Take a Step Back

Please enjoy this guest post by my good friend, Matt Incledon.  I hope you enjoy it and expect more to come.

 

We often get caught up in the constant swarm of progress and change that we forget to take a step back and evaluate what it is we are doing.  How many times have you said to yourself “oh yeah I need more memory on my PC to store more photos”, “I need to skip that team event after work because I’ve only been to the gym 3 times this week”, and “I need to upgrade my phone once I hit 2 years since I need the extra megapixel in my camera”?  In the moment it can be difficult to recall the core purpose of a task.  Keeping memories through photos.  Exercising to be healthy.  Taking quality photographs.  We get caught up in the nuances of innovation and being on the cutting edge that we let the simple tasks we’re trying to accomplish become an unnecessary grind.  I’m certainly guilty of this and believe others are as well.

old cam.jpg

     I had this realization recently as I went to back up the photos on my cell phone to the cloud and wondered how useful this monthly effort really was.  Let me rewind to how I got to this curiosity.  As a kid, photos were taken on a camera that required a film cartridge, winding for every picture, looking through a glass lens, a separate attachment for flash, and adjusting the focus by hand.  To view a photo the film had to be developed, which took a few days.  Only then did you have a photograph to look at.  To reprint photos meant saving the physical copy of the film (the negative) and bring it in to get developed again.  Pictures were kept in a photo album, which was a bound book with plastic sleeves that allowed a developed photo to slip in securely.  If you didn’t have the negative and lost the photo book, you lost the pictures.

photo album

     Cameras evolved rather quickly, to digital cameras that didn’t require winding or film, then to increased clarity of photo, and expanded storage.  Along the way, we had to purchase the newest technology.  If that was unattainable, it became a goal to work toward.  Today we take pictures on our phone with no winding, no physical film, auto-focusing and auto-lighting, and clarity that was unimaginable 20 years ago.
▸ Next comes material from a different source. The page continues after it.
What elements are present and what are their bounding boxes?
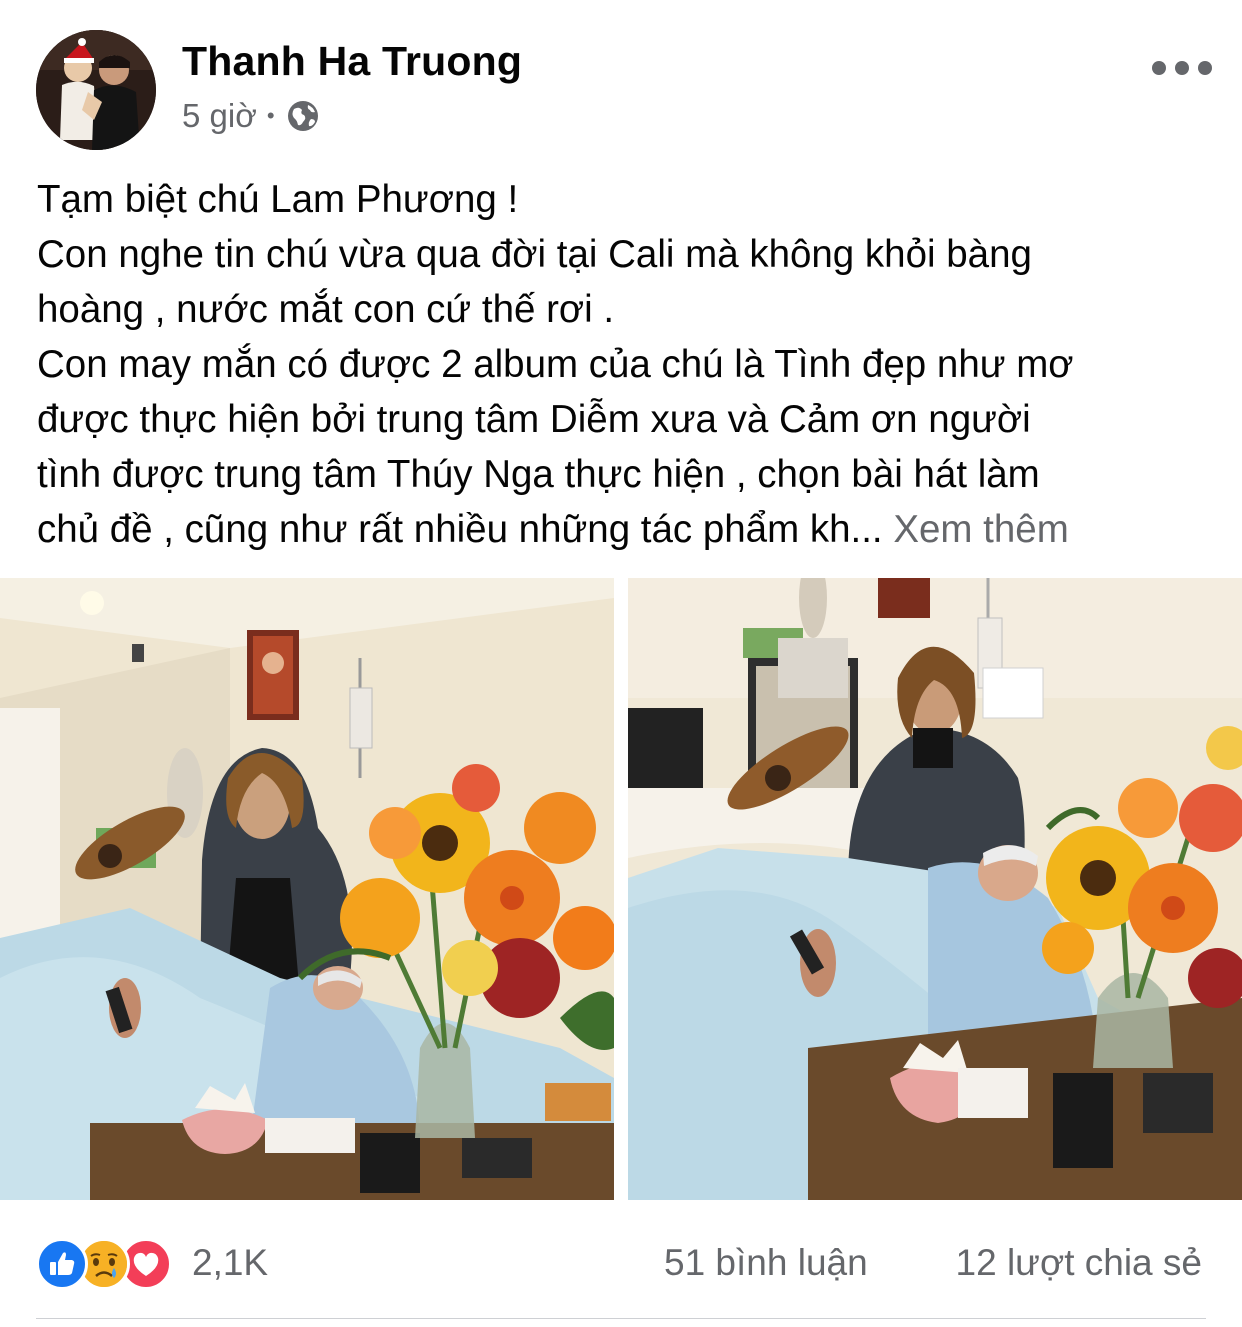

This is a wonderful innovation.  It’s convenient and allows us to take and keep more pictures.  Though, this comes at an opportunity cost.  Along my journey of keeping up with the latest innovations to satisfy my goal of keeping memories in the form of photos, I’ve spent a lot of money, dedicated time learning new technology, been presented with the challenge of archiving old photos to whatever the newest form of storage is, etc.

This week as I’m backing up the pictures from my phone to the cloud, a task that occupies 30 mins of my time every month or so, a few questions popped up in my head.  How many of the pictures that I once developed do I still have and how many got lost or trashed since they couldn’t fit in with the new technology paradigm?  While it takes up physical space, having a photograph to hold in your hand is very satisfying.  Where are these digital pictures I’m storing?  I don’t backup to my local hard drive anymore.  I use a cloud account, which means my photos are digitally stored on multiple servers around the country or the world.  Does this mean I’m putting all my eggs in one basket, though, that’s not my own?  If the cloud provider company folds or there’s a breach in network or security that allows me not to access my photos, could I lose them forever?  What if I have some photos stored on an old cell phone that modern PC’s no longer support the ports for to connect it, are those memories gone?

phone floppy

     Many of these questions are technology-related and have been created over time.  The same issues don’t exist for physical photos using a wind-up camera.  The safekeeping of my photo album and negatives is relatively all within my responsibility, barring catastrophic events such as fire, flood, or burglary.  Other folks can easily access my archive of photographs with developed photos as well, there’s no need for passwords or two-factor authentication should there be a reason for others to get a hold of my pictures.

I would be a hypocrite to say the right way to take pictures is using film and store them in an album.  Though some of the benefits lead me to believe this case: no inflation on photos so under a mattress is a safe storage space, cost of modern to legacy is comparable, storage is within your control, etc.  I have a camera on my iPhone and love the convenience and ease of its use.  In my mind, I always will have those photos stored somewhere, which is something I don’t need to worry myself with.  I enjoy playing devil’s advocate to think about what is really the key value I’m trying to create by some of my actions today and is there a better, more efficient way to do so?  This could mean using legacy or archaic methods.  It’s an interesting thought.  What circumstances do you find yourself in that may be more efficient by taking a step back to see what your initial goals are?